Garlicky Roasted Green Beans and Potatoes

This is an old classic.  Tossed with arugula, it makes a filling dinner salad.

Trim 1/2 lb. green beans.  Cut in 2-3 pieces.

Core and remove the seeds from 3-4 sweet peppers, then cut into rounds or half rounds.

Cut 1 lb. of potatoes lengthwise in quarters or eighths (french-fry sized).

Toss the beans and peppers in 1 T. olive oil plus salt and pepper until coated, then arrange on a baking sheet.  Do the same with the potatoes, and arrange them on a separate sheet.

Roast the vegetables at 400 degrees, turning at least once so that they get browned on at least two sides.

Mince 2-4 cloves garlic.  Add the garlic to the beans/peppers when the vegetables are almost cooked, and stir to combine.  Cook another 2-3 minutes and remove the pan from the oven.

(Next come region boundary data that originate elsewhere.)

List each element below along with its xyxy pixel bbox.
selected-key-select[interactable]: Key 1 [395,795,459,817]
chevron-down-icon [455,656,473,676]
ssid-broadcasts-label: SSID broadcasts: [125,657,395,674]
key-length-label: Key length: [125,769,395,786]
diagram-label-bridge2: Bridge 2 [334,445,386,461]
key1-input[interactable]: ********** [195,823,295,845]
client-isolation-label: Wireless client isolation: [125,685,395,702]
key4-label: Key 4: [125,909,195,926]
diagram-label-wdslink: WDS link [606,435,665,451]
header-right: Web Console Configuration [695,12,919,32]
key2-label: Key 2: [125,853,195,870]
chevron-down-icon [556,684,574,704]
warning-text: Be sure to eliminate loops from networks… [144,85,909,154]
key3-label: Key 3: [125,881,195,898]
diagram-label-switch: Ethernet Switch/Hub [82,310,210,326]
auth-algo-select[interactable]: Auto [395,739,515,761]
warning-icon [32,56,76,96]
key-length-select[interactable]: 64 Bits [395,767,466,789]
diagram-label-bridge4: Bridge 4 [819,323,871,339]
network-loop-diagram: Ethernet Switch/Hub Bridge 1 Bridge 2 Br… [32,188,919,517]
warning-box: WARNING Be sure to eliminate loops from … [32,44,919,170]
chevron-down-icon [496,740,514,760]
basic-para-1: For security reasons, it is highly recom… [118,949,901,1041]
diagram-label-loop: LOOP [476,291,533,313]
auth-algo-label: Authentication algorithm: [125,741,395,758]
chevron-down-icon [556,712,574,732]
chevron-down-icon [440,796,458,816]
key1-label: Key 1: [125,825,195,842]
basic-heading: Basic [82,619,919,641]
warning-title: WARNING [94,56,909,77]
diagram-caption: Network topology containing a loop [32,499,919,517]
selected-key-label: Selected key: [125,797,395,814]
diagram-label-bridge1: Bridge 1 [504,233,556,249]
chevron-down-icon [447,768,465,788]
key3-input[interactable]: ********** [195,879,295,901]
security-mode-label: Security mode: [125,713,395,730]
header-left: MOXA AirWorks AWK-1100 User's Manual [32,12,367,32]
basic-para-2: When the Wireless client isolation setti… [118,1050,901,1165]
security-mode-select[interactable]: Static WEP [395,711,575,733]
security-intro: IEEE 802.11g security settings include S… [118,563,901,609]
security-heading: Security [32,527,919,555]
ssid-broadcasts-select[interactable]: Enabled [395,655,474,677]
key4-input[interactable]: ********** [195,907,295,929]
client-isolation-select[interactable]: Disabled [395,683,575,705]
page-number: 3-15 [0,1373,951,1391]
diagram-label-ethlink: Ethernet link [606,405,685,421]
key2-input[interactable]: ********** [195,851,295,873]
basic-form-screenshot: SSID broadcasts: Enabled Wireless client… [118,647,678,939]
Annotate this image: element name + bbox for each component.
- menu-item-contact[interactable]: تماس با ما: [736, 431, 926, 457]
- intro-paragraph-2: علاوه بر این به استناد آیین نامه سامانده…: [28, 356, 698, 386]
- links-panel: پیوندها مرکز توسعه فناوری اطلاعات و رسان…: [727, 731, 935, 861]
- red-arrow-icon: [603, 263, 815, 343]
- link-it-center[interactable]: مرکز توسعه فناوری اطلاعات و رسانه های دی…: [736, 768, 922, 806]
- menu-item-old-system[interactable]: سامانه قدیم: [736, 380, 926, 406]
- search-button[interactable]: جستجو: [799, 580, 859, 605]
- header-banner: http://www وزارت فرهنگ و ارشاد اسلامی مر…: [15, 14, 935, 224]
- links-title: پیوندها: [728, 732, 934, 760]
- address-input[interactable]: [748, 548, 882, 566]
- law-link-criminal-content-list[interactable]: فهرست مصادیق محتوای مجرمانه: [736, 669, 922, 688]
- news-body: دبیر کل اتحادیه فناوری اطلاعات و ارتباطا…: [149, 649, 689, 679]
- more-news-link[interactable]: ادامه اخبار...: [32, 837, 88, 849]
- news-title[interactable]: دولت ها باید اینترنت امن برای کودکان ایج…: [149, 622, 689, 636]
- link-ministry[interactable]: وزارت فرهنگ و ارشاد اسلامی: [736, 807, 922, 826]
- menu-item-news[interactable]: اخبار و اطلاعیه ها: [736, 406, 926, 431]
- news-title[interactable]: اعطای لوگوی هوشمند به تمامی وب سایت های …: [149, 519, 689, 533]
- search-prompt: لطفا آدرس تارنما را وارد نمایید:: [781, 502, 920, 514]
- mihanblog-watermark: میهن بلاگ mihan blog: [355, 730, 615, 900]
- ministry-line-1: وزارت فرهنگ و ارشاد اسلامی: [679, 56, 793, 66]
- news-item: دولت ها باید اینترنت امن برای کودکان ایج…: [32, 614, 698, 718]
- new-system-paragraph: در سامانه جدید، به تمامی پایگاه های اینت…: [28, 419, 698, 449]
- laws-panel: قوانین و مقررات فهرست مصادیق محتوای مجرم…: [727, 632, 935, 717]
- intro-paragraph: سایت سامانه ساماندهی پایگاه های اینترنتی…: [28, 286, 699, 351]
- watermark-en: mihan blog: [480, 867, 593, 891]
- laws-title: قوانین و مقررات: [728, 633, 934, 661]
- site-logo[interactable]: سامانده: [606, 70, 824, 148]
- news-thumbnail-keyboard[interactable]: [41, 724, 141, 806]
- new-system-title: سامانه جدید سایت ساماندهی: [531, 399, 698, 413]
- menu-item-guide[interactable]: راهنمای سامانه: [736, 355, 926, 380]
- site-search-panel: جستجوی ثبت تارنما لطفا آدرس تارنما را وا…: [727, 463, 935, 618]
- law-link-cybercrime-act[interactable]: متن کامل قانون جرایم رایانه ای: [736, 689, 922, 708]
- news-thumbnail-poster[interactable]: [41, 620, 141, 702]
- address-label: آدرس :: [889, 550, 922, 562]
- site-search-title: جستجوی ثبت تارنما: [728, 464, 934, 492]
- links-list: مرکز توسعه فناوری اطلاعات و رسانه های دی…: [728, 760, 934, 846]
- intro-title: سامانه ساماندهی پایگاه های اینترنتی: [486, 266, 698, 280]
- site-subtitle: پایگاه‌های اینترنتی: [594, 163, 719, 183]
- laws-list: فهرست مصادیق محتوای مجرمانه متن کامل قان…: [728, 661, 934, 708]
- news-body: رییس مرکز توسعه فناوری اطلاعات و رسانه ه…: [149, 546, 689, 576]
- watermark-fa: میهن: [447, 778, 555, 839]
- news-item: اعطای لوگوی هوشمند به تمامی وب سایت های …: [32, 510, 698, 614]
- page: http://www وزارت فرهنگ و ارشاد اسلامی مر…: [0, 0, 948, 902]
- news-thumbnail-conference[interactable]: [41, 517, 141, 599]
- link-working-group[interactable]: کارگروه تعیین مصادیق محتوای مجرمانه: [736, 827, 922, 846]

Grate 1 C. of cheddar or sharp jack cheese.  Sprinkle over the potatoes when they are browned and bake for another 5 minutes.

Toss everything together in a large bowl.  Allow to cool for 5 minutes, then toss with 4 C. arugula leaves (optional).

Taste and season with salt and pepper.  You can also drizzle with balsamic vinegar to taste.